Sorry for the confusion, it can be a bit much to wrap your head around initially as there are quite a few moving parts. With technology and especially in your case there are several avenues you can take to achieve your desired end goal to host Bitwarden on the same Debian machine as your webserver.

Bitwarden when installed, runs multiple separate docker containers.
The parts of the service you would mostly be concerned about would be:

  • The “main” Bitwarden service itself
  • The Bitwarden Nginx service, which would listen on ports 80 and 443 by default for a standard install
  • Certbot service for generating valid trusted LetsEncrypt Certificates.

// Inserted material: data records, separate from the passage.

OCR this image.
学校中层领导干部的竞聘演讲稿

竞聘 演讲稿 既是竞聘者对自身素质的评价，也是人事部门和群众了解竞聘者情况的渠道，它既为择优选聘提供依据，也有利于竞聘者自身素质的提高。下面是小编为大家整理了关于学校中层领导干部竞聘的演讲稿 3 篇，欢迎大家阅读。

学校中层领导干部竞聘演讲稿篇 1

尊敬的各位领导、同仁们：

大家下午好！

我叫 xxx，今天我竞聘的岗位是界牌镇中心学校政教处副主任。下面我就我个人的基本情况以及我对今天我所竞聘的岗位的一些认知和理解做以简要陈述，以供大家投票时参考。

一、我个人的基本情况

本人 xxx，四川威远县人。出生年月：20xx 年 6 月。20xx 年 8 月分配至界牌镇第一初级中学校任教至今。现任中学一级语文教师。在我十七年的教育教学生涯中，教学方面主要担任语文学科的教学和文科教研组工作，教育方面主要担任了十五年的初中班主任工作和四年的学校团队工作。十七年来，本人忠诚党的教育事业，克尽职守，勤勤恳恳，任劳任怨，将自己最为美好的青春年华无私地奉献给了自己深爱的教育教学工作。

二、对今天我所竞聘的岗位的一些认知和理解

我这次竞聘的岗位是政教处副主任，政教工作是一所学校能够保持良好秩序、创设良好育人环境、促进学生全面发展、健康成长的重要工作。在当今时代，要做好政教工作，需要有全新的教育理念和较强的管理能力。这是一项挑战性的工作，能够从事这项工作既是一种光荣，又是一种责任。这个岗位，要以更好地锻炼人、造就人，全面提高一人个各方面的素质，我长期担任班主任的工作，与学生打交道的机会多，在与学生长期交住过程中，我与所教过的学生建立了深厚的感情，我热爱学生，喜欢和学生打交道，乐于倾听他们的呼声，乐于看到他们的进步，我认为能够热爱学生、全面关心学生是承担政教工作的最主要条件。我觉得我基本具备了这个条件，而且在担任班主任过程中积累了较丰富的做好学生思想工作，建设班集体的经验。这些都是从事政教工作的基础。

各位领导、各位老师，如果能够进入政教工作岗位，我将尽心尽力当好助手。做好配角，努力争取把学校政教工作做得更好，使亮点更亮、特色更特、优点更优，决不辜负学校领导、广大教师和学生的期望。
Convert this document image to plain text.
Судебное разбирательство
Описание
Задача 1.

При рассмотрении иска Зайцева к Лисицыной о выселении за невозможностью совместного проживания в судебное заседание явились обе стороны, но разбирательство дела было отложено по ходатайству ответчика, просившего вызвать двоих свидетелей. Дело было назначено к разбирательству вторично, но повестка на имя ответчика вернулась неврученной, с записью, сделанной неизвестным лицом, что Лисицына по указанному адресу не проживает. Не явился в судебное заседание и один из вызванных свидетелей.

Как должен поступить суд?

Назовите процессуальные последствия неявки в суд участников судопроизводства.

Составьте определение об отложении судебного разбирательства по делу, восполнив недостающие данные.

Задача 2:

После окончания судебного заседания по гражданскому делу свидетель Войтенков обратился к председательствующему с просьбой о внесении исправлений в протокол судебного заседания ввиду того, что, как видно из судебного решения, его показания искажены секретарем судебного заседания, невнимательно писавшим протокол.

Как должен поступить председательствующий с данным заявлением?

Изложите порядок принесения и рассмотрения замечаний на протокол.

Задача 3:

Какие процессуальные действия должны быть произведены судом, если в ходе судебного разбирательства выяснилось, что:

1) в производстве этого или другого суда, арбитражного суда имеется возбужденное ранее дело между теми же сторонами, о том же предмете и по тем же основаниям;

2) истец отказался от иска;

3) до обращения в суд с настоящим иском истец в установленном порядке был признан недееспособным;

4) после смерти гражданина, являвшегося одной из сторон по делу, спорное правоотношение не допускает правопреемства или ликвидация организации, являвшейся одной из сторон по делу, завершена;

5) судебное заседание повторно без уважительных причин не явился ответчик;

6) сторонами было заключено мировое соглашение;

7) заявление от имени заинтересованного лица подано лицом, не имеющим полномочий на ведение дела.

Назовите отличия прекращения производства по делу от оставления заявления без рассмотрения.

Certbot listens on port 443 to generate valid LetsEncrypt certificates for the Bitwarden service to use. This cert is used by the Bitwarden Nginx container to route traffic to the appropriate endpoints, and validate the client termination to the proper self-hosted server.
In your case you would want to not have Bitwarden generate a valid certificate, and this should prevent the Certbot container from binding to your host machine port 443.

You have two options as you would be using an Nginx reverse proxy on the main Debian host, you will want to have some way to generate a valid certificate on that machine’s Nginx.

  1. Either with generating a free ACME cert with something such as Certbot.

  2. Purchasing a valid SSL certificate from a trusted vendor
    i.e Namecheap, DigiCert, Comodo, etc.

The easiest option would be to use a wildcard certificate, aka *.domain.com which would work for www.domain.com and bitwarden.domain.com

Once you have your working SSL certificate, you will have again two options.

  1. The “main” Nginx will have the valid cert, and can proxy all traffic for Bitwarden to the Bitwarden Nginx (on ports 800 and 444 that were changed).
    Bitwarden can be set to generate a self-signed cert for use, and the main Nginx proxy will send all traffic to the Bitwarden Nginx with the self-signed cert, but your client only ever will see and connect to the main Nginx with the valid cert.

  2. Since the valid SSL certificate will live somewhere in the Debian host machine for the main Nginx, this can also be “passed” into the Bitwarden docker container with the use of environment variables.
    This would mean both of your main Nginx proxy and the Bitwarden Nginx proxy will use the same valid SSL certificate, which lives on the Debian host, and is updated and maintained on the host side, rather than only directly with the Bitwarden service.

I hope this goes to clear it up a bit, feel free to go about asking anything else if you still have any questions you are unsure of. Hopefully I (or someone else) can get back in a timely manner.
Unfortunately full-time jobs tend to take most of the time allocation for my day but I will always do what I can when I can to provide information to the best of my knowledge.

Sorry for bringing this topic back up, but I am at the last steps here where you gave 2 options, I’d like to use option 2 and using Nginx Proxy Manager’s SSL cert and pass it onto the bitwarden docker, but how do I do this?
Do you have a link to an article to set this up?